Saat Ramadhan, tiap Muslim dilatih dengan keras untuk mensucikan jiwa dengan cara menundukkan hawa nafsu. Nafsu harus ditundukkan, bukan dibunuh. Rasulullah saw pernah menegur sahabatnya yang mencoba hendak berpuasa terus-menerus tanpa berbuka. Begitu juga sahabat yang enggan menikah karena menyangka pernikahan menjauhkannya dari ketaqwaan. Islam bukan agama yang ekstrim, yang terjebak dalam kutub materialisme ekstrim atau spiritualisme yang kebablasan, seperti mengharamkan pernikahan yang dihalalkan oleh  Allah.

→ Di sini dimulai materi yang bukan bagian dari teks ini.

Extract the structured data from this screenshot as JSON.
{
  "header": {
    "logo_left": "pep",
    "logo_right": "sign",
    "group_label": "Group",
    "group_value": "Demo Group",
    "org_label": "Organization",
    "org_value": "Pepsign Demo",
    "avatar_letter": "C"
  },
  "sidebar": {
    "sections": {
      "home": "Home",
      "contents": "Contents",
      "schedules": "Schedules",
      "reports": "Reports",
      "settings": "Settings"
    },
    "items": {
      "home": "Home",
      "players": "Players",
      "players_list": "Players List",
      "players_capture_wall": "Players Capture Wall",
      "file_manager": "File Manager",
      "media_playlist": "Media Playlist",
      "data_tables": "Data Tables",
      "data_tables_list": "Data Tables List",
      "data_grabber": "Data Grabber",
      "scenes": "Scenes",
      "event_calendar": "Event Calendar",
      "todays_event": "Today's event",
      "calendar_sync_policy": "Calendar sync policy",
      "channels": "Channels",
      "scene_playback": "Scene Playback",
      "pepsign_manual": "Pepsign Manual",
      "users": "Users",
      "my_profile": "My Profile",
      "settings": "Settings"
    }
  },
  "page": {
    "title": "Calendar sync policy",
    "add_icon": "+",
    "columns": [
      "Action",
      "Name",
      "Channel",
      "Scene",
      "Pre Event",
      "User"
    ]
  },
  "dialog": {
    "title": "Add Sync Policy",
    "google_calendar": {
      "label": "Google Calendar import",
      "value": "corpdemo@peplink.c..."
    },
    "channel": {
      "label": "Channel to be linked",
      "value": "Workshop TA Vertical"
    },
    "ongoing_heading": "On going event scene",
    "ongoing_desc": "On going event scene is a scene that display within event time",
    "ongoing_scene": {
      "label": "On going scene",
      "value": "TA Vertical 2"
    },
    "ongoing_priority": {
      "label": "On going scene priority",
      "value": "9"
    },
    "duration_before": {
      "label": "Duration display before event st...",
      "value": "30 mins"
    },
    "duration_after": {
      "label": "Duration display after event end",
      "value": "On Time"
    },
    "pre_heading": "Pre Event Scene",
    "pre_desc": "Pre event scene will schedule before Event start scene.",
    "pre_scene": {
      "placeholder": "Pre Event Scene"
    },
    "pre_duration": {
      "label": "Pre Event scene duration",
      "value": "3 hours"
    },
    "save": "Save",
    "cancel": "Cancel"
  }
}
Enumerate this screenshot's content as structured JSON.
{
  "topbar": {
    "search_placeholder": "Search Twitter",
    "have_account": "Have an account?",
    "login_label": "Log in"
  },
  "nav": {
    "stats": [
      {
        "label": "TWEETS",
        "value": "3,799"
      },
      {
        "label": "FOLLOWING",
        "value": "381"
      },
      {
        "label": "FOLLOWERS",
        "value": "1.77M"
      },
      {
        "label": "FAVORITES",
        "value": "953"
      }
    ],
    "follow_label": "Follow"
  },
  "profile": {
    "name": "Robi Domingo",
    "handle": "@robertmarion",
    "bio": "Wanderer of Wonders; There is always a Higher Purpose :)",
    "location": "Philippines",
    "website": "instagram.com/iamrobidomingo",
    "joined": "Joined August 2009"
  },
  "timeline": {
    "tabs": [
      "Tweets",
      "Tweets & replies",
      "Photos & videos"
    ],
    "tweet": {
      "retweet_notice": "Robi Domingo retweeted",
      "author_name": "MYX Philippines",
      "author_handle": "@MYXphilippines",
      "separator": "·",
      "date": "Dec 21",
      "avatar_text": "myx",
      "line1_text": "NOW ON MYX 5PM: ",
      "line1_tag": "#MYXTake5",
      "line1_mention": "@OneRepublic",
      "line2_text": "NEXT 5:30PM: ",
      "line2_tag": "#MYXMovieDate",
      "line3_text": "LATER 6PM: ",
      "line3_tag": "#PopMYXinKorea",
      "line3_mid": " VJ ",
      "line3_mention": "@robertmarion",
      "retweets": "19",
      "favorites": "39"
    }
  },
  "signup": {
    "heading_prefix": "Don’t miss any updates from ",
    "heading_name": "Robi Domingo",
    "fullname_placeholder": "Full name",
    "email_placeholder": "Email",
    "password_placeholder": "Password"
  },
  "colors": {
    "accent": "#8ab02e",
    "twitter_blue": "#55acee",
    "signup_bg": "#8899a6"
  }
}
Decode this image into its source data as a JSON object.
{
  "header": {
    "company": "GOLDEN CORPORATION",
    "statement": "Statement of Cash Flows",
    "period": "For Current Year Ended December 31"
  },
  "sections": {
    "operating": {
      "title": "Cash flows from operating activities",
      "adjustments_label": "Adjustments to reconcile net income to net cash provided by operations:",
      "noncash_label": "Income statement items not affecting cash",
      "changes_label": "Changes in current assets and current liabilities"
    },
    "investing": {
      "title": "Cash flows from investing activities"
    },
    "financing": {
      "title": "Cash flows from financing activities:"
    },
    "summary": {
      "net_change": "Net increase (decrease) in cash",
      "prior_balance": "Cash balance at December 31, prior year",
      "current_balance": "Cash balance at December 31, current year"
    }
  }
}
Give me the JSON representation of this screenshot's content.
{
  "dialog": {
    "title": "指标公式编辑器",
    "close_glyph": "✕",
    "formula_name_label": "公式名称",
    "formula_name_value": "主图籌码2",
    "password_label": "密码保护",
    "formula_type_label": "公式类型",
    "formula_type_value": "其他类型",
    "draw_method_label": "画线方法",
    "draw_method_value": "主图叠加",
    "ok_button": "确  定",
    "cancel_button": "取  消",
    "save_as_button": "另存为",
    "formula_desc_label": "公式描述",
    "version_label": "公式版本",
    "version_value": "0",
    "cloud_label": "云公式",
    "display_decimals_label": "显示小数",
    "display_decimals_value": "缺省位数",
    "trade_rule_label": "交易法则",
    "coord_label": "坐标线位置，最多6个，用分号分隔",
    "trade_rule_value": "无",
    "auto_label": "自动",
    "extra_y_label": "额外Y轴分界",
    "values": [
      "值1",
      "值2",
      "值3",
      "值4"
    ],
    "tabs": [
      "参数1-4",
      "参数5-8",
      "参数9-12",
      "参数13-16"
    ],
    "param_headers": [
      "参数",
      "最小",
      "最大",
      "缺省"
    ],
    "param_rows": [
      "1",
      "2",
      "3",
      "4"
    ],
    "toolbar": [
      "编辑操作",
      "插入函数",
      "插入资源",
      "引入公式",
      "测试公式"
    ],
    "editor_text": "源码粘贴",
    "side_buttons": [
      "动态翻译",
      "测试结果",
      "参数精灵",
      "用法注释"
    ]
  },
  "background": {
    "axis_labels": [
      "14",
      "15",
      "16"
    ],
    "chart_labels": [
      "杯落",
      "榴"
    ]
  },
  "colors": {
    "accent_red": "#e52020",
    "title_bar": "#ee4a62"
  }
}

Maka, manusialah yang harus mengendalikan nafsunya; dan bukan sebaliknya, dikendalikan oleh hawa nafsunya.“Adapun orang yang durhaka, dan mengutamakan kehidupan dunia, maka neraka Jahim-lah tempat dia. Sedangkan orang yang takut akan kebesaran Tuhannya, dan menahan diri dari hawa nafsunya, maka sorgalah tempat dia.” (QS 79:37-41)


Nabi saw bersabda: “al-mujaahid man jaahada nafsahu”(HR Tirmidzi). Seorang mujahid adalah orang yang berjuang menundukkan nafsunya.Menundukkan nafsu adalah jihad yang besar, sehingga perlu dilakukan dengan sungguh-sungguh.Dengan segala macam latihan ibadah yang sungguh-sungguh (mujahadah), kita berharap menjadi mukmin yang bahagia, memiliki nafsu yang tenang (nafsul-muthmainnah).“Wahai nafsul-muthmainnah (wahai jiwa yang tenang), kembalilah kepada Tuhanmu dengan penuh ridha dan diridhai.” (QS 89:27-28).


Imam Ibn Katsir menyatakan, bahwa saat sakaratul maut, dan saat di akhirat nanti, hamba Allah dengan jiwa yang tenang (muthmainnah) akan mendapatkan seruan: “Hai jiwa yang tenang. Kembalilah kepada Tuhanmu,” dengan hati yang ridha dan diridhai, yakni “dia rela menjadikan Allah sebagai Tuhannya dan Allah pun ridha menjadikan dia sebagai hamba yang dikasihi-Nya.
 
Ibnu Katsir mengutip sebuah doa Rasulullah saw: “Ya Allah, aku memohon kepada-Mu akan jiwa yang tenang yang beriman akan perjumpaan dengan-Mu dan ridha atas keputusan-Mu dan merasa puas dengan pemberian-Mu.” (Allahumma inniy as’aluka nafsan muthmainnatan tu’minu bi-liqâika wa-tardha bi-qadhâika wa-taqnau bi-‘athâika).